Developing AI-powered apps with the assistance of AIs

Book Assistant 0.1
Book Assistant 0.1

A premise. This article isn’t intended to address the ethical and moral issues associated with the use of LLM (Large Language Models), as (alleged) artificial intelligence systems are called, and other tools connected to these systems. Like it or not, these tools have already been adopted by many individuals and businesses, and it will be increasingly necessary to know how to use them in one’s work.

I already wrote a few comments some time ago regarding the rush to adopt these tools by some of the major search engines. Here, I simply intend to share my personal experience developing an app that uses such a system to perform processes that would otherwise be extremely complex. For this reason, I also used this system as a development assistant, as it was my first experience with this type of software development.

I had started testing the use of a few chatbots and creating a few images in 2024, and only occasionally found them useful. Over time, I saw the progress of these systems and started considering a more professional use. The idea of ​​developing universal apps that could run on PCs (Windows or Linux) and on Android, macOS, and ChromeOS devices using the Flutter and Dart languages started intriguing me.

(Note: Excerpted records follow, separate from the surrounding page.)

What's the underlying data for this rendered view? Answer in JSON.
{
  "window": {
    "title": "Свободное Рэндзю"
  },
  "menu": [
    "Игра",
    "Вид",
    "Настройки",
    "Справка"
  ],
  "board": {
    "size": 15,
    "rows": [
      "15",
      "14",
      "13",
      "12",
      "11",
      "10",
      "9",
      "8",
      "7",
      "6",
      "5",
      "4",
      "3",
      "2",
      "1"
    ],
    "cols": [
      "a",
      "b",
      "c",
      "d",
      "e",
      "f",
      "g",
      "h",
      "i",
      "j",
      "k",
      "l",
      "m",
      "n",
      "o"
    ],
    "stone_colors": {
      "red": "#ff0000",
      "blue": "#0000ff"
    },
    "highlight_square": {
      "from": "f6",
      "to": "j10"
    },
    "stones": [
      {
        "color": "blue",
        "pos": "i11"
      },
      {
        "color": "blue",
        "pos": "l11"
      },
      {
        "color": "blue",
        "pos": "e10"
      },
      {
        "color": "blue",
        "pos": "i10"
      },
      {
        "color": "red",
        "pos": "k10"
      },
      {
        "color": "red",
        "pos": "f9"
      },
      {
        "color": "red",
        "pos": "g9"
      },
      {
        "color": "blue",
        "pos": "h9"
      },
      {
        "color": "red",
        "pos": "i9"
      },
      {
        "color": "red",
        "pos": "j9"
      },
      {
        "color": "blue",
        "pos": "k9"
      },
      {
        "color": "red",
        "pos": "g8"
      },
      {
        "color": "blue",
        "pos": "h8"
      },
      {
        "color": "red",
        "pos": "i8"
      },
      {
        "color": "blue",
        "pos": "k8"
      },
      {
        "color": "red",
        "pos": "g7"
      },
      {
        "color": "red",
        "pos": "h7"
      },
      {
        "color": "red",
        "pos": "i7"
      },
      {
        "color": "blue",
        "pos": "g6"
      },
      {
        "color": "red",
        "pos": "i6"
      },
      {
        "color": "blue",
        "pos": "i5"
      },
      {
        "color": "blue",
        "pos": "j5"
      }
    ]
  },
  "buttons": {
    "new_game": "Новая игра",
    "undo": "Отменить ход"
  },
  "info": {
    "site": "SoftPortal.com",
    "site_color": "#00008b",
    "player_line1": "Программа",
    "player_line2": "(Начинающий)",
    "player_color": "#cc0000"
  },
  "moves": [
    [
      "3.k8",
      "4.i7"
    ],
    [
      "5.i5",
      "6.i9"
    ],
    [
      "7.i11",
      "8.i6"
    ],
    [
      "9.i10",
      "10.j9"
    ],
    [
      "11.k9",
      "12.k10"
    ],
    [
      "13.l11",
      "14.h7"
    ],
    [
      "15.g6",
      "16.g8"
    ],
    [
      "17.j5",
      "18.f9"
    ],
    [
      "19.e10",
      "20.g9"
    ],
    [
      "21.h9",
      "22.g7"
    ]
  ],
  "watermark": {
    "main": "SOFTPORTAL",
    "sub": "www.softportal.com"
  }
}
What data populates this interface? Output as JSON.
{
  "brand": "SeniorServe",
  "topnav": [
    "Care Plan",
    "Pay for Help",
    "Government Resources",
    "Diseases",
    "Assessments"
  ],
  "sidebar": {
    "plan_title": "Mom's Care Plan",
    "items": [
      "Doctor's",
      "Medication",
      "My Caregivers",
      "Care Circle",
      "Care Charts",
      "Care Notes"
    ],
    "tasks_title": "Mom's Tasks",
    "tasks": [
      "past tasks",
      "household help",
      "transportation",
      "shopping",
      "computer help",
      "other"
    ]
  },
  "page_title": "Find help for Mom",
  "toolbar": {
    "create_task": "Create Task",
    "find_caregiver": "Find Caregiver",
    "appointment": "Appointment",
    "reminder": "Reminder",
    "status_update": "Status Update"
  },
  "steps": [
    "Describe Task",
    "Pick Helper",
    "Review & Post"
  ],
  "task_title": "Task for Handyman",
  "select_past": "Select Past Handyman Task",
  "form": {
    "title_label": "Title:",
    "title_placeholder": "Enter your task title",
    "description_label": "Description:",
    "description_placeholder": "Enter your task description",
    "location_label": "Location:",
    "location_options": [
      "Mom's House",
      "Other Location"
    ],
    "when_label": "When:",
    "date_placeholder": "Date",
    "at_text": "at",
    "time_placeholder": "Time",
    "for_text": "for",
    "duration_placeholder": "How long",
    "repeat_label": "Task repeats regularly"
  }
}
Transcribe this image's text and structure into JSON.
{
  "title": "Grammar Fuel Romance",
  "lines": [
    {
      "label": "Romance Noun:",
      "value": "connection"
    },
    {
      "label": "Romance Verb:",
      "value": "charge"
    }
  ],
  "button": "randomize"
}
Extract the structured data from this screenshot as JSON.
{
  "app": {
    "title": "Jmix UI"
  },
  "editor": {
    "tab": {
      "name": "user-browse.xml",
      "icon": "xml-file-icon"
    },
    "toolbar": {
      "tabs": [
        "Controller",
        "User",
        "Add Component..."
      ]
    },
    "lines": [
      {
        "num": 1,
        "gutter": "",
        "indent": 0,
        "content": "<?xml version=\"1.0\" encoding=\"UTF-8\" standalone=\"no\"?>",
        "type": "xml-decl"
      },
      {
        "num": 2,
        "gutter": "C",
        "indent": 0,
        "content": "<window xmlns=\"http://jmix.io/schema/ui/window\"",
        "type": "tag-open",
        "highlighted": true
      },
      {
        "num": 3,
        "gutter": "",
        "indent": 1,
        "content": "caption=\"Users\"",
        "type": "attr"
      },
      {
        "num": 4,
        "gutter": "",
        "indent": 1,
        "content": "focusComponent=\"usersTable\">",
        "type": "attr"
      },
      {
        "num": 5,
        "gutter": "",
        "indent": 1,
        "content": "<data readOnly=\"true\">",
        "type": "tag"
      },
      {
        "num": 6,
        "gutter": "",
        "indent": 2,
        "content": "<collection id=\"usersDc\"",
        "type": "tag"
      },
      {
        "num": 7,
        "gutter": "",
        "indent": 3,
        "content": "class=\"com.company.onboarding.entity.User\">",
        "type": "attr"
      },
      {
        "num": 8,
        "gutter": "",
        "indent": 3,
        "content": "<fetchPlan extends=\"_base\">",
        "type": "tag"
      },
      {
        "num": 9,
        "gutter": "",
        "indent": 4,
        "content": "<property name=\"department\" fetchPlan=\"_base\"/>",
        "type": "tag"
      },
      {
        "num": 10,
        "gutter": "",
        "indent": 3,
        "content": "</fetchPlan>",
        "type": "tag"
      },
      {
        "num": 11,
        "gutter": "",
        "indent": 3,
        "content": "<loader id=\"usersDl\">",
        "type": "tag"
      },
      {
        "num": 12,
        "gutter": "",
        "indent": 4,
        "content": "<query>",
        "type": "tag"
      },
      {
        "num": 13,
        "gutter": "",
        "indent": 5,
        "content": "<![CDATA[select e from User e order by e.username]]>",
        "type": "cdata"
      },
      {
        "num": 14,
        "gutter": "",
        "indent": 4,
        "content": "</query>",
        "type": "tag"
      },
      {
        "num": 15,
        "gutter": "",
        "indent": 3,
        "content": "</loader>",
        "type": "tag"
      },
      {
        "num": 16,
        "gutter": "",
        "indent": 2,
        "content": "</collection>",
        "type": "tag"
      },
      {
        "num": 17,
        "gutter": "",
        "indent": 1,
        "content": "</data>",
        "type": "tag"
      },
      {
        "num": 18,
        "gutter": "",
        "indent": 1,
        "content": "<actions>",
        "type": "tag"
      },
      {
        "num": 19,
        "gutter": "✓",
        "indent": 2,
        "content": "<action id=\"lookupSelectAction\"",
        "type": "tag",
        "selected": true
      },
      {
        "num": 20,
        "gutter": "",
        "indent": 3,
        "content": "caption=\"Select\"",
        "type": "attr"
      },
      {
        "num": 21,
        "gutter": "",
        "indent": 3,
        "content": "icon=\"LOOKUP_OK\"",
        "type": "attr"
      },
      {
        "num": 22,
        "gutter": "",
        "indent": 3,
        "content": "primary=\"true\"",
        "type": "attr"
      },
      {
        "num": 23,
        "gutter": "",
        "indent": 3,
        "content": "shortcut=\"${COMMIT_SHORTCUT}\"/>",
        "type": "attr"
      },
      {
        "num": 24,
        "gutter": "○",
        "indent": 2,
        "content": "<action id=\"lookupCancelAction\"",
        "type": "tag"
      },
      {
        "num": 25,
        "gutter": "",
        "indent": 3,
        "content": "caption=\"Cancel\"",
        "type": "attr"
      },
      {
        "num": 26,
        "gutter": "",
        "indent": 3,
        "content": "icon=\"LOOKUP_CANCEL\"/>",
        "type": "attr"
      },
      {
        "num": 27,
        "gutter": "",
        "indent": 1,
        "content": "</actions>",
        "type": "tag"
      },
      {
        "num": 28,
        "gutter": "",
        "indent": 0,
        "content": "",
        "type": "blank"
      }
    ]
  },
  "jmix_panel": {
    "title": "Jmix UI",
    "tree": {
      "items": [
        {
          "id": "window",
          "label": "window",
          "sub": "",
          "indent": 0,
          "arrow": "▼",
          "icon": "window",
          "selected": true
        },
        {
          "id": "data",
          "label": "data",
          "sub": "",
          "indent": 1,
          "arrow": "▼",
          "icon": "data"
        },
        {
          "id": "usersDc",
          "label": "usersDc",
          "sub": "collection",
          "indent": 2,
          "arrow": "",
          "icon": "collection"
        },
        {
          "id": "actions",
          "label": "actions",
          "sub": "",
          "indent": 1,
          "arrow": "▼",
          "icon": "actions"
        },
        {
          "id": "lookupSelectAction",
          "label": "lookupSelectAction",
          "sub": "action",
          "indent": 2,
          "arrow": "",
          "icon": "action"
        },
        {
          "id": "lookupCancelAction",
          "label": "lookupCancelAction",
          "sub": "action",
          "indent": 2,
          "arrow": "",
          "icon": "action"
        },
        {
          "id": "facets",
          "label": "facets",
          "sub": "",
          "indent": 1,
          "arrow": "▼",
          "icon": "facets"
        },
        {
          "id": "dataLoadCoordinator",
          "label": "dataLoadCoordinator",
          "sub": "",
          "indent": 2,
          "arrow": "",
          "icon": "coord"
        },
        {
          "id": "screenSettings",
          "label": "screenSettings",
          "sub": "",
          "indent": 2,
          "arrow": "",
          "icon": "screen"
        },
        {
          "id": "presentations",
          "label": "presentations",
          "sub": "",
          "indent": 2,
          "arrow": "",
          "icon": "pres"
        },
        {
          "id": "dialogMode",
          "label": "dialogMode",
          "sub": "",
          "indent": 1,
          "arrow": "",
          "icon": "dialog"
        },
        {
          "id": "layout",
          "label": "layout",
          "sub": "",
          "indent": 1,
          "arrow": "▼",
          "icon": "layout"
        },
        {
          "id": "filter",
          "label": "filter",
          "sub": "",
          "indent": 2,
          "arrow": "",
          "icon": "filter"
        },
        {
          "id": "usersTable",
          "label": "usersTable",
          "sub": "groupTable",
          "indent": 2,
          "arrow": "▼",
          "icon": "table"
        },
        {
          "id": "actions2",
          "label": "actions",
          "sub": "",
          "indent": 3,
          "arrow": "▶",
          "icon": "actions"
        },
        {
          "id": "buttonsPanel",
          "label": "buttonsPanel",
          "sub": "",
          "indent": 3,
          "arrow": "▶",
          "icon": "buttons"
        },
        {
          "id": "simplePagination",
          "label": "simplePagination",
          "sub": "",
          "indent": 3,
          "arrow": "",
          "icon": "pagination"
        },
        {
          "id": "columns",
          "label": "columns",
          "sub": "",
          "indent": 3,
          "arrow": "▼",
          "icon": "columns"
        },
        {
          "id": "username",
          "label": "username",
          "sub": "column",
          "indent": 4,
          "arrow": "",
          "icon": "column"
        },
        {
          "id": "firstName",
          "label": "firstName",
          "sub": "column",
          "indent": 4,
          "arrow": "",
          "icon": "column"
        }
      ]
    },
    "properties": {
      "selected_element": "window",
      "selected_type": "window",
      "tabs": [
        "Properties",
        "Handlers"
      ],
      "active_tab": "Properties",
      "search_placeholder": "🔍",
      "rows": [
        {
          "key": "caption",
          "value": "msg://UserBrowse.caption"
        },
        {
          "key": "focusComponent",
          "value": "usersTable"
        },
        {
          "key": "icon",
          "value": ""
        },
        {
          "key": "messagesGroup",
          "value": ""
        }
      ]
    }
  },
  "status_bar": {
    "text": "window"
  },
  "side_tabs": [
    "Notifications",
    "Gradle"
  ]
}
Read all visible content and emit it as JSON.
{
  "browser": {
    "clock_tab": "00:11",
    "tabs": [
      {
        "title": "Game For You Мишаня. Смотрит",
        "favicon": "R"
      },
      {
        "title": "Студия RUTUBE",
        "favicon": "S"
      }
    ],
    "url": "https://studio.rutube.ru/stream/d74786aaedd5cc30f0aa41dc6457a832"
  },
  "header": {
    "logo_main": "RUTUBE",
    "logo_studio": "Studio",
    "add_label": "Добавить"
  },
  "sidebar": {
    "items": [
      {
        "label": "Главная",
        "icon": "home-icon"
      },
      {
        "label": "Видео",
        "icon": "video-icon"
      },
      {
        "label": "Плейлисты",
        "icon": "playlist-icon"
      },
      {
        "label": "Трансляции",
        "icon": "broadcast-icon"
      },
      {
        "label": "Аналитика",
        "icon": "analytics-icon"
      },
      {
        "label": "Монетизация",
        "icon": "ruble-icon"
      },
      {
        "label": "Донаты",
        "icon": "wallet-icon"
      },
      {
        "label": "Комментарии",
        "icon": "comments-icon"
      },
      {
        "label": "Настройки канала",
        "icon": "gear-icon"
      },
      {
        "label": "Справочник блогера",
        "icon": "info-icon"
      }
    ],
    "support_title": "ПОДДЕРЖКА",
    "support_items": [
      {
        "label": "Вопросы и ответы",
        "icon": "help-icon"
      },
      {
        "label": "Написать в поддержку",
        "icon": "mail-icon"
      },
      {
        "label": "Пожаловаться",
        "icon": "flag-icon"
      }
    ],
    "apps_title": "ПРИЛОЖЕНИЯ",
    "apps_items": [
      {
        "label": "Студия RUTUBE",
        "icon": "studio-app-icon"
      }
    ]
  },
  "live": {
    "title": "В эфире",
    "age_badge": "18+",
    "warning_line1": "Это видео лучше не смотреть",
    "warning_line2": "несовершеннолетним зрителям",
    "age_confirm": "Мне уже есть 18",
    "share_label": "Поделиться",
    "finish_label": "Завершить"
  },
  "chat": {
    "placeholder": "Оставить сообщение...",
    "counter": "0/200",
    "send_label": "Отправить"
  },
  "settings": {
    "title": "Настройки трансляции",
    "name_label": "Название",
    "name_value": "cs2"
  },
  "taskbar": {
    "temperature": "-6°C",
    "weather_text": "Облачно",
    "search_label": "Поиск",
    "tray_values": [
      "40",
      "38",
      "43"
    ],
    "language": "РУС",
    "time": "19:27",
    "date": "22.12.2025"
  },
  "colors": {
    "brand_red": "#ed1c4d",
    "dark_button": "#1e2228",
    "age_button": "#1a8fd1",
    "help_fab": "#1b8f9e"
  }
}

Getting familiar with the syntax of these languages ​​isn’t difficult, but the philosophy behind developing a user interface in Flutter is different from that of the languages ​​I used in the past. I wasn’t familiar with the tools that allow me to easily perform certain complex operations, and I had to install and configure various development tools on my Linux desktop and my Windows miniPC, and configure the Flutter tools for testing on my Android tablet. These were further reasons to seek assistance from an LLM, and I must say it’s great to be able to get quick and precise answers to specific questions instead of searching through documentation that’s sometimes unclear.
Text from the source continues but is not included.